"A few questions," the other murmured. "See here, Grimm," he went on, with a sudden change of tone, "you've been absent from town for exactly nine days, until yesterday morning. Just where have you spent those nine days?"

Harvey Grimm moved to the sideboard and helped himself to a cigarette from an open box.

"Well," he observed, "I'm hanged if I can see that that's anybody's business except my own."

"I will admit, sir," Brodie proceeded, "that there is, at the present moment, not the slightest necessity why you should answer that question—it is, in fact, a matter slightly removed from the immediate object of our visit this morning—and yet it is a question which I am going to press upon you, and which, should you feel so disposed, Mr. Grimm, you might possibly answer with great benefit to yourself. The long and short of it is this. Is it worth your while to put yourself right with the authorities and with me, or isn't it? I tell you, as man to man, I have a theory of my own about you and your disappearances."

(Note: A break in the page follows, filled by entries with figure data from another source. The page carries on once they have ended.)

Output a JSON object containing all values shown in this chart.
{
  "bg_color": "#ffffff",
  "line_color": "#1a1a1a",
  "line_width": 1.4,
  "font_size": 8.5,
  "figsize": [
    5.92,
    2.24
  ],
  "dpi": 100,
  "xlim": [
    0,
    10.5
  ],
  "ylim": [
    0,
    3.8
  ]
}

"I should have thought," Harvey Grimm remarked, after a brief pause, "that Inspector Ditchwater, having made himself so free with my apartments, would have been in a position to have told you everything himself. However, come this way."

He led them into the bedroom. A portmanteau, not wholly unpacked, was open upon the stand.

"My portmanteau," he pointed out, "which, as you have doubtless already ascertained from the hall-porter, came back with me the night before last. There's the label."

Mr. Brodie turned it over and examined it.

"Exford," he murmured.

"Just so," Harvey Grimm assented. "Now what about those two sets of fishing-rods there?"